Kirksville is a very eclectic town stashed away in the Northeast corner of Missouri. For some reason, Midwestern intellects stumbled upon this place and built both a medical school and liberal arts university, or as they're publicly known: AT Still and Truman State University. For an outsider looking in, this town is a quaint representation of Midwestern hospitality. As a soon to be graduating senior from Truman, I would mostly agree with that statement. There is one major flaw to this tiny town in the middle of nowhere. The weather here sucks.
First, let me start with the wind. I've nicknamed Kirksville "Chicago's Hillbilly cousin" simply because of its torrential winds. It doesn't matter if it's the middle of January, when the wind is whipping snow into your face, helping little icicles form on your outer extremities or if it's in the middle of July, when the wind is just giving you dry whiplash against the summer's humidity. It's always windy.
Then there's the lack of actual seasonal progression. Most places have four seasons: winter, spring, summer and fall. Kirksville has two: the point where the heat shows up and occasionally turns into our own Midwestern monsoon season and the Kirksvillian tundra. The heat lasts from about August to early October, if we're lucky; then the tundra starts to set in. There's a mockingly nice week or two that usually shows up in between as a transition. That's when all the school's promotional fall photos are taken because Truman's campus is pretty much flawless during that short blimp of time. Then the tundra hits.
Unlike most places, where there's a gradual progression into winter, Kirksville hits you full force, without warning, like a slap in the face. You don't go without your weather app when you live here because there's no telling if you'll need a light jacket or an Arctic parka from one day to the next. The only plus side to this time of year is Alpaca Guy with his trundle of sweaters, gloves, hats and leg warmers. Those sweaters are pricey, but they're the warmest piece of clothing you're ever going to own.

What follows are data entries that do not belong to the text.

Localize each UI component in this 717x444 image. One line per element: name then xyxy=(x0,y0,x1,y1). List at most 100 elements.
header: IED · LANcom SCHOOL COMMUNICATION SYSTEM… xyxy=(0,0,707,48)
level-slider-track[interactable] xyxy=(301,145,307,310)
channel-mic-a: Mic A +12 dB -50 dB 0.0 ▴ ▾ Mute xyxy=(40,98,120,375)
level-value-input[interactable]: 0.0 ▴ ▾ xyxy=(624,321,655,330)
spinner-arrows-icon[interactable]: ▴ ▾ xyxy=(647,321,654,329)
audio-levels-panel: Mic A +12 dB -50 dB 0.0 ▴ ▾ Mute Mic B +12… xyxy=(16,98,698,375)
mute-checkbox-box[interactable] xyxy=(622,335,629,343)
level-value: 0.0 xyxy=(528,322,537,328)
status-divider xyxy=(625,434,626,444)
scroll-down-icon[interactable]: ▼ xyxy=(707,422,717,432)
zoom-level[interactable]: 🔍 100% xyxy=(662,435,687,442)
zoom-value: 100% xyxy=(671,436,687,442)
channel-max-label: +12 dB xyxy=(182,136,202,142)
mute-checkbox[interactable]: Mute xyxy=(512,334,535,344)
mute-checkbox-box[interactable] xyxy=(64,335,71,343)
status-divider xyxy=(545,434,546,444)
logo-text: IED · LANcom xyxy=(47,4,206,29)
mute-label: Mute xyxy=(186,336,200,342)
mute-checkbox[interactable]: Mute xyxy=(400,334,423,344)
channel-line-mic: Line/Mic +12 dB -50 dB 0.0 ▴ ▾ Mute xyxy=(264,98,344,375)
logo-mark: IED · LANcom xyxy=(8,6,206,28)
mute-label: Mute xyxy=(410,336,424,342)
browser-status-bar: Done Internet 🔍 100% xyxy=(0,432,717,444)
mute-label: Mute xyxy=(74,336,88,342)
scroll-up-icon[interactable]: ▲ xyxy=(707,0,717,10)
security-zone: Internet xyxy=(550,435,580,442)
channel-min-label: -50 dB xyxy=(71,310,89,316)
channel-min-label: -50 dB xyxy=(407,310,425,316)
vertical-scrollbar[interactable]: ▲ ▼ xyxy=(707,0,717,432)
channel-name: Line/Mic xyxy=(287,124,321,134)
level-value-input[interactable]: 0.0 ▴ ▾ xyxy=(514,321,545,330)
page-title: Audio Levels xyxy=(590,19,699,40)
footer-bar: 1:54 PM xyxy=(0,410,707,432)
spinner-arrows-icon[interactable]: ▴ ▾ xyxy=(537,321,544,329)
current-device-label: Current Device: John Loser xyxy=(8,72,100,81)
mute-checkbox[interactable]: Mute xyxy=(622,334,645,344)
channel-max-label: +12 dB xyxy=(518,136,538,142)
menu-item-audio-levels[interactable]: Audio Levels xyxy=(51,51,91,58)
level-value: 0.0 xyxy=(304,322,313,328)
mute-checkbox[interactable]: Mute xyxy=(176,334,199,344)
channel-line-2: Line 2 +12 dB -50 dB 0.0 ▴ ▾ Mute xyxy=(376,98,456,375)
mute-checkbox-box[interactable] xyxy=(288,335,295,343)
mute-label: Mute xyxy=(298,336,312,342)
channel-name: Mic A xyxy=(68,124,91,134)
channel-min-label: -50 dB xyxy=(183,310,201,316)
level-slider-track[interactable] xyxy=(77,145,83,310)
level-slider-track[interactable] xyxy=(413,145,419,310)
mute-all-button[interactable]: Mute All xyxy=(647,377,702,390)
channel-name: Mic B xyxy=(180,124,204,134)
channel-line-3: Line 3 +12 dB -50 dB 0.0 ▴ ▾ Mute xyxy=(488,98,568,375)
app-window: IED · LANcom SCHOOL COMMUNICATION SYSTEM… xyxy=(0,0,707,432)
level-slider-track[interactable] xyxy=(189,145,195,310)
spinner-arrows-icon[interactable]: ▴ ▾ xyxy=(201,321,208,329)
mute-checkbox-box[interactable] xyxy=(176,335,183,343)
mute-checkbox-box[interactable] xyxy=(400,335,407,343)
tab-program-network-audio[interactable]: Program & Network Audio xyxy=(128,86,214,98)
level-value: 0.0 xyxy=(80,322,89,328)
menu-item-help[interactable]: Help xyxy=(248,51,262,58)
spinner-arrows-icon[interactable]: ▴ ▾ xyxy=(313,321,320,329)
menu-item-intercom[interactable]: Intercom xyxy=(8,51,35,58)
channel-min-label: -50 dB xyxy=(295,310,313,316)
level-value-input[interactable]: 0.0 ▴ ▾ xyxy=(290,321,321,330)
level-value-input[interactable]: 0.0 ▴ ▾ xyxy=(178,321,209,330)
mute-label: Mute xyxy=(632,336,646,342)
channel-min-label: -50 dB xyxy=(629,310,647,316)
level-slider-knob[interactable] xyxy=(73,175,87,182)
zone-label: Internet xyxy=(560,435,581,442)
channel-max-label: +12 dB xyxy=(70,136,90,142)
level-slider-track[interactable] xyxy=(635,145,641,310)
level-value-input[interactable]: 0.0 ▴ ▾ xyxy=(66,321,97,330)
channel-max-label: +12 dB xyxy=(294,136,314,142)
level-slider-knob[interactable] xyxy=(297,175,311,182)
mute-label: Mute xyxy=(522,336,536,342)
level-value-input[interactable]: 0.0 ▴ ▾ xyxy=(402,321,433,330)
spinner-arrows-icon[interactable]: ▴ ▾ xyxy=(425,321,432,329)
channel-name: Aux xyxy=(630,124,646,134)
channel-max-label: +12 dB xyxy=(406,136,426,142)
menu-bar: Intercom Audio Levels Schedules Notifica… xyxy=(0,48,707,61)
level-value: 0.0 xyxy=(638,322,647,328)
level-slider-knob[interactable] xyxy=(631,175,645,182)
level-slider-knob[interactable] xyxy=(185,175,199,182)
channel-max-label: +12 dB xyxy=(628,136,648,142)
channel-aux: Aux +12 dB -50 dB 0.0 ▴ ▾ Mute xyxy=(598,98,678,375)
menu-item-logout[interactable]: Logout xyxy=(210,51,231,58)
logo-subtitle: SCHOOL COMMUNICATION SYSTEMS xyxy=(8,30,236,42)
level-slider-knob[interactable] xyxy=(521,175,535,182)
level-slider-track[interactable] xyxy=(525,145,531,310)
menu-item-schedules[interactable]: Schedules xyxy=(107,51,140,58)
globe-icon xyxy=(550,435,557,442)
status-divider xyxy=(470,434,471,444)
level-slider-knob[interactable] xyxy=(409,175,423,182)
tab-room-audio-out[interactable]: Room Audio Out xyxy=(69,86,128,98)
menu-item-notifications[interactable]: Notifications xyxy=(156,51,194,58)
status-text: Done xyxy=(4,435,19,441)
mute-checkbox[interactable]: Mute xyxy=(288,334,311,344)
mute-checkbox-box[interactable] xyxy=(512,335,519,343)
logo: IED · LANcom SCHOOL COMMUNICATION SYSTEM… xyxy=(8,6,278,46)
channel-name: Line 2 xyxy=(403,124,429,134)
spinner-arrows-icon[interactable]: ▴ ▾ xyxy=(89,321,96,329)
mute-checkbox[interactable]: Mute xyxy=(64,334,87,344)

You learn pretty early on that it's best to suck it up during the fall semester and save your best heavy winter coat until we return in January. You don't want your body to get used to its warmth and perfection while the weather is still decently mild. However, no one ever seems to warn the freshman of this survival tactic. It's like a rite of passage, that first fall semester, when all of the upperclassmen laugh to themselves as they see freshman bundled up in all of their winter apparel, thinking this is the worst there is. That it couldn't possibly get colder than this. You kind of feel bad for not warning them, but then again, it builds character.
You also learn the quickest routes through the campus buildings so you can avoid the bone-chilling slurry of wind, ice and snow that is most likely outside. If that doesn't work, you'll still brave it out into the cold. You could always just not go to class at all, but that's not typically how Truman students roll.
Then there's a single week that shows up somewhere around late March and early April, when a glimmer of spring shows up. You've lost all hope that you'll ever see the sun again, but then it peeks its head out for a few days. It's a beautiful time where everyone—and I mean everyone—comes out onto the Quad. People play frisbee, walk their dogs, hang out on hammocks or just lie on the still muddy grass because they're just so happy winter is over. It's usually only about about 40 degrees outside but everybody's rocking their shorts and T-shirts because our bodies have become accustomed to negative degree weather. Winter comes back after that, to mock us one last time.
In the last few weeks of the semester, when everyone is all crammed inside studying for finals, spring hits Kirksville full force. The sudden change in climate usually makes you sick with allergies or gives you the worst cold symptoms of your life. But you power through because you're a Truman student and you know the school year's almost over. You know that soon you'll be back in your hometown where the weather doesn't change at the drop of a hat and the wind isn't strong enough to pick up a small child (no proof that this has actually happened, but I wouldn't be surprised if it could).
After all is said and done, we all know that while the weather sucks here. It's one of the many facets of Kirksville that brings all past and present Truman students closer together.